Fixing code for bounding boxes


(Erik Gaasedelen) #1

I have been trying to implement a system for training bounding boxes for my own projects, but was having trouble because the code breaks whenever a bounding box isn’t present or has been pushed off the image by a transformation.

I have fixed this and can now show batches, and the tests pass as well. But I’m getting lost in all the processors and ItemLists, and I haven’t had time to reason why I have reached some of the errors I have. I guess I’d like some code review for what I’m doing to make sure the logic makes sense.

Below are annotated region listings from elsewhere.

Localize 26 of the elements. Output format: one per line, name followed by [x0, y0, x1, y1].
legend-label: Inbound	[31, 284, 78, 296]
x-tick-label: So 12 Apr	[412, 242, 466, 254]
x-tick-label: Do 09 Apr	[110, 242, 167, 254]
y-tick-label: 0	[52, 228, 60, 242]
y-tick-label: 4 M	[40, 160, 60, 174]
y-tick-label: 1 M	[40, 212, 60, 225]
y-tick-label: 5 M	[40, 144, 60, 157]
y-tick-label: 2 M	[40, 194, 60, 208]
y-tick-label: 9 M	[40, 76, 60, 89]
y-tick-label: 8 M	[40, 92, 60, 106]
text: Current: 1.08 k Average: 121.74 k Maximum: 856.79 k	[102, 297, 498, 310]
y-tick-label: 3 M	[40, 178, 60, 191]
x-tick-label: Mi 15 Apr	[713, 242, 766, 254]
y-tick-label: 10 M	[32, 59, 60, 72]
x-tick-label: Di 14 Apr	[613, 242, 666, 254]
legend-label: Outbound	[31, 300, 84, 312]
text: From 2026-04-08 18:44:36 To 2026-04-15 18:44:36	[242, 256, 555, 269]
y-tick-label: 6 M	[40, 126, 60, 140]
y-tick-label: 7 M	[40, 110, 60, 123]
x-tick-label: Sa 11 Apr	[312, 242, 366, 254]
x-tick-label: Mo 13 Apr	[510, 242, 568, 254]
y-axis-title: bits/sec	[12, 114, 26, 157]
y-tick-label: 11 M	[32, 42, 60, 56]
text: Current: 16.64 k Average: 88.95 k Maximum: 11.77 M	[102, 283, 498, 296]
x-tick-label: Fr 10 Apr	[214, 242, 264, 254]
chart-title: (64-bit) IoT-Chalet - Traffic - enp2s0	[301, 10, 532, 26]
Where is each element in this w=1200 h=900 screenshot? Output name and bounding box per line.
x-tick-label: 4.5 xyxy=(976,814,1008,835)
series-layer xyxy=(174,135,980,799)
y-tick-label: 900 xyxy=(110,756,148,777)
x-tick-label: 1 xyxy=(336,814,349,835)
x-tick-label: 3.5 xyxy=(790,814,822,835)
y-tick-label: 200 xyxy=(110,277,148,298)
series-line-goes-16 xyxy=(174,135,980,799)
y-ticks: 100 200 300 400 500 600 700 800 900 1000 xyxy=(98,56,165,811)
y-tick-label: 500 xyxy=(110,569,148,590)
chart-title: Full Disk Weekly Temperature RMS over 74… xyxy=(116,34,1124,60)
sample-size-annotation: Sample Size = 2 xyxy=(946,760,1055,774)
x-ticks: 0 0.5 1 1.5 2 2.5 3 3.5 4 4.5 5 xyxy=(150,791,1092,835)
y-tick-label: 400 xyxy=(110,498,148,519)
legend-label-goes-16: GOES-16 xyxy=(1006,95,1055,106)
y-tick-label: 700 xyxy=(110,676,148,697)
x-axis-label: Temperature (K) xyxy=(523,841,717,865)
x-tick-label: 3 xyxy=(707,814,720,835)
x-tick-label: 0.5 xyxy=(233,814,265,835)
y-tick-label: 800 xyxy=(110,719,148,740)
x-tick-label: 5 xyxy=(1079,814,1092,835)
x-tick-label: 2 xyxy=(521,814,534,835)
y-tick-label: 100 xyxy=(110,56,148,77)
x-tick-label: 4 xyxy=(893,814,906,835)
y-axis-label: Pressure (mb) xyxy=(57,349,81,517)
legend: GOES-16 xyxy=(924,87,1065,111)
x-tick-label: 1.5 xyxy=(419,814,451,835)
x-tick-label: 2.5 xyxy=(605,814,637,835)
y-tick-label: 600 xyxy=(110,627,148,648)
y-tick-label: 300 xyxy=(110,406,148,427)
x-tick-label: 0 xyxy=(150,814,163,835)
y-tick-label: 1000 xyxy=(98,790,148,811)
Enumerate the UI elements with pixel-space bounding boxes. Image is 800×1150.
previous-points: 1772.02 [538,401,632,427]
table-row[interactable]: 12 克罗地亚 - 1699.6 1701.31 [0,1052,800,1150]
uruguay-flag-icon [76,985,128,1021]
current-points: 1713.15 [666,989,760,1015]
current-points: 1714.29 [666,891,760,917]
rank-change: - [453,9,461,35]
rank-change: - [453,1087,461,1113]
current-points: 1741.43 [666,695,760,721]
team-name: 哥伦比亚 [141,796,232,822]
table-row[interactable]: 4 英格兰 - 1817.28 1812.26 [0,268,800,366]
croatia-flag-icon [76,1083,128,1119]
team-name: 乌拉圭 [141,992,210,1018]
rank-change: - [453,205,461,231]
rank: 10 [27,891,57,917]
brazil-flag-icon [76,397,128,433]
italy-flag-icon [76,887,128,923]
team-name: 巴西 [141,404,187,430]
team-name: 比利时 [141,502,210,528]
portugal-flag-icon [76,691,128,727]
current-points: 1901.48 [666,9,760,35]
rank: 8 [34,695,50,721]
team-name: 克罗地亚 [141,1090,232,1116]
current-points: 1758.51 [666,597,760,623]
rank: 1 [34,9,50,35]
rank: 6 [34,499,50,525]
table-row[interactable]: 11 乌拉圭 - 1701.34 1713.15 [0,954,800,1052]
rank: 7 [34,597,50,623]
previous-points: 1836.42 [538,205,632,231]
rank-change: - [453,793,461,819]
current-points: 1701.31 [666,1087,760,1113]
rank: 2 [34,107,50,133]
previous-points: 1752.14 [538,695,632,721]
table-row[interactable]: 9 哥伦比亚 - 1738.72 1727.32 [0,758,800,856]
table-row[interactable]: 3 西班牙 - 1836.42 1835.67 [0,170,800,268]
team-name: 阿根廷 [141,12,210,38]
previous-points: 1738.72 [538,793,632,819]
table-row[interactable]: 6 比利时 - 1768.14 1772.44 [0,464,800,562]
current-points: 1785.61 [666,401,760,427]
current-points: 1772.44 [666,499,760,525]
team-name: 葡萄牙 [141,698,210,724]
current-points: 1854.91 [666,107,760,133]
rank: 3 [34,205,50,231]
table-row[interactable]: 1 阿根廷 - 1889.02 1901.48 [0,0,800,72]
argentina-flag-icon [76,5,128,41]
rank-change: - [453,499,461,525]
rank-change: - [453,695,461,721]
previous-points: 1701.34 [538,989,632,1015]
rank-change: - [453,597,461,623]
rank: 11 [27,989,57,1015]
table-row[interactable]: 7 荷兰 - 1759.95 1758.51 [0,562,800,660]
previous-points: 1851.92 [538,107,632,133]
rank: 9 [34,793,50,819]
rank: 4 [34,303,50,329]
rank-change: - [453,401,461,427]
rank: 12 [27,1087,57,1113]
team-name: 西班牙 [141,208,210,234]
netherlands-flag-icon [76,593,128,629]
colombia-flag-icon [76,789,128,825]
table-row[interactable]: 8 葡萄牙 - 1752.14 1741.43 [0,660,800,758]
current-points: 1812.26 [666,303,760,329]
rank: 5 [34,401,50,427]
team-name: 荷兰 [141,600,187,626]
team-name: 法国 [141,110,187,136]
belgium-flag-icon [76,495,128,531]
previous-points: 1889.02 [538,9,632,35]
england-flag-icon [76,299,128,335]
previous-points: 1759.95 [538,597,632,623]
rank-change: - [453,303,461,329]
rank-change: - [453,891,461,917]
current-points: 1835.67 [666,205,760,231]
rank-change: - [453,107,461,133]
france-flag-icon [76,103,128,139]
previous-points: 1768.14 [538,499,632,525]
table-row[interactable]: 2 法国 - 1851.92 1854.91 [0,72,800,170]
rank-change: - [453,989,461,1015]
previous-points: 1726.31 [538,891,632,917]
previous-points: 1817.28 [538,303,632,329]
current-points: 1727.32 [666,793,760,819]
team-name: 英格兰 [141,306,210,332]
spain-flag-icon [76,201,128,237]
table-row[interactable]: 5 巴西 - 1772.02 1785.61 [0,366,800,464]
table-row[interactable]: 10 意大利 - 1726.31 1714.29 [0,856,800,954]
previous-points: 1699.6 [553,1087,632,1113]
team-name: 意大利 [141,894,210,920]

The first problem was with ImageBBox’s create method. When there is just one bounding box, bboxes are supplied as an np.array with an object and list as its sole element. This caused problems later with collation. The solution was just to be an intermediate and enforce that bounding boxes were indeed floating point numpy array. It is unclear to me why the tiny pascal example worked while a separate dataset with same formatting did not.

Next there was a problem with ImageBBox’s data property. When there is no valid bounding box, the labels become empty. In my case I forced it to take on a value of tensor([0]). This feels wrong, but it seems to work fine for me because categories are labeled starting at 1, so 0 worked as an okay dummy value.

Last was a problem with bb_pad_collate which fail if there are missing bounding boxes. My solution was just to populate the bounding box with zeros if there was data provided.

Ideally, having to pass in dummy values shouldn’t be there, but for now this is working for me. But does anyone have suggestions on how to go about improving on this? I’ve spent some time exploring the different ItemLists and trying to follow the logic. Maybe someone can point me to a forum post where this can help make this clearer for me.


#2

Erik, do you have an example of the format of the labels for a bounding box problem?

As to your dummy value problem. Couldn’t you just not include the sample if bbox size is 0?

remove_rows = []
for i, s in enumerate(samples):
  bbs, lbls = s[1].data
  if bbs.size(0) == 0:
    remove_rows.append(i)
  else:
    imgs.append(s[0].data[None])
    bboxes[i, -len(lbls):] = bbs
    labels[i, -len(lbls):] = lbls
# remove rows from bboxes and labels using the remove_rows list
good_rows = torch.LongTensor([r for r in range(bboxes.size(0)) if r not in set(remove_rows)])
bboxes, labels = bboxes.index_select(0, good_rows), labels.index_select(0, good_rows)

return torch.cat(images, 0), (bboxes, labels)